Of course, there are those who are queasy about measures that might seem to perpetuate distinctions between different kinds of school, or university, that should not be there in the first place. Sir Peter’s response to this is robustly pragmatic; we should start from where we are rather than putting off starting at all until we are in some altogether more green and pleasant place. Given the unfeasibility of doing away with independent schools, and the wastefulness of simply dispersing the educational capital concentrated in them, Peter Lampl has made it his mission instead to democratise these institutions.
Beyond his work in the educational field, he has also, in his person and practice, shown the way towards a wholly new, much more engaged and strategic form of philanthropy, far removed from the responsive model of classical philanthropy.
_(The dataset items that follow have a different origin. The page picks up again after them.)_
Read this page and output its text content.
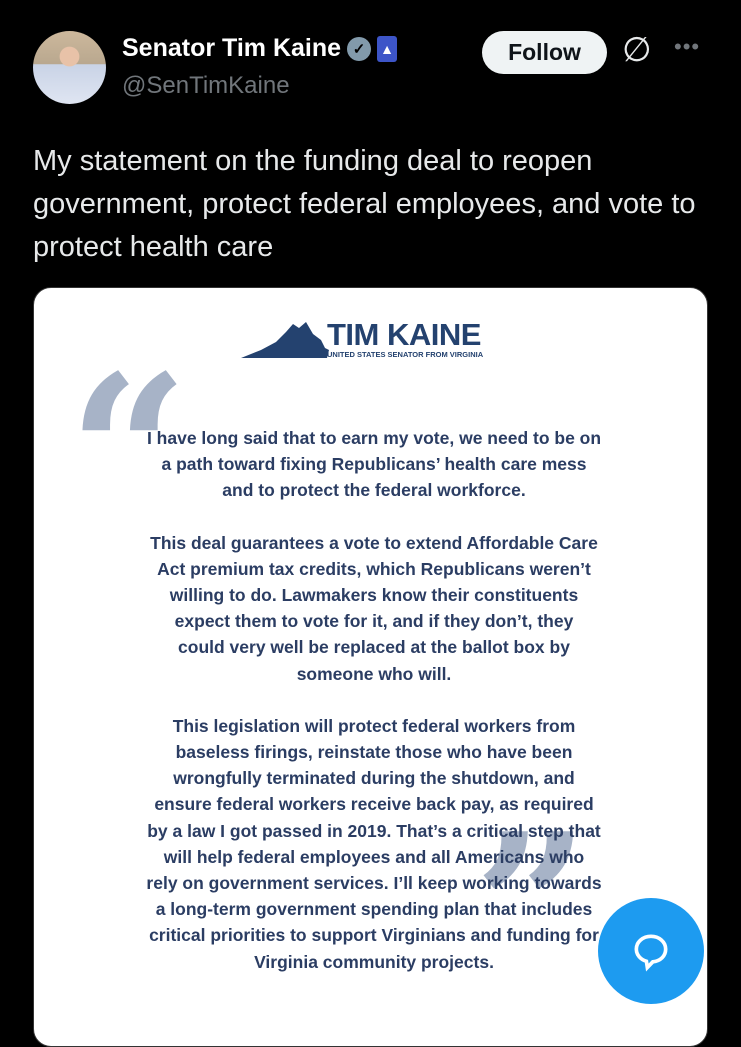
Senator Tim Kaine ✓	▲
@SenTimKaine
Follow	∅ •••
My statement on the funding deal to reopen government, protect federal employees, and vote to protect health care
TIM KAINE
UNITED STATES SENATOR FROM VIRGINIA
“
”
I have long said that to earn my vote, we need to be on
a path toward fixing Republicans’ health care mess
and to protect the federal workforce.
This deal guarantees a vote to extend Affordable Care
Act premium tax credits, which Republicans weren’t
willing to do. Lawmakers know their constituents
expect them to vote for it, and if they don’t, they
could very well be replaced at the ballot box by
someone who will.
This legislation will protect federal workers from
baseless firings, reinstate those who have been
wrongfully terminated during the shutdown, and
ensure federal workers receive back pay, as required
by a law I got passed in 2019. That’s a critical step that
will help federal employees and all Americans who
rely on government services. I’ll keep working towards
a long-term government spending plan that includes
critical priorities to support Virginians and funding for
Virginia community projects.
He has described philanthropists of the kind he is interested in promoting as ‘the venture capitalists of social change’, who identify an opportunity to solve a problem, assemble the necessary resources, make a decisive intervention and move on. He has drawn on his knowledge of the endowment culture of America to support his argument that we develop in this country both a stronger sense of social responsibility among the wealthy and a far more vigorous ‘culture of asking’ in our educational institutions. He would probably see himself as bringing to bear a businessman’s pragmatism, but he has himself been described as a revolutionary and a visionary. He was awarded an OBE in 1999 and a knighthood in the 2003 Honours List for services to Higher Education.
Over the last ten years, Sir Peter has brought opportunities for academic success within the reach of many children who had previously been denied, or brought to think themselves unentitled to them. Through his indefatigable efforts, and through his insistence on telling Government what he thinks they should know rather than what they want to hear, he has helped to change the face of education and educational thinking in this country. If we do not succeed in healing the shocking gulf between our educational Two Nations, it will not be for want of industry, imagination, or tenacity of purpose on Sir Peter’s part. We honour his achievement and are delighted to welcome him today as Fellow of Birkbeck.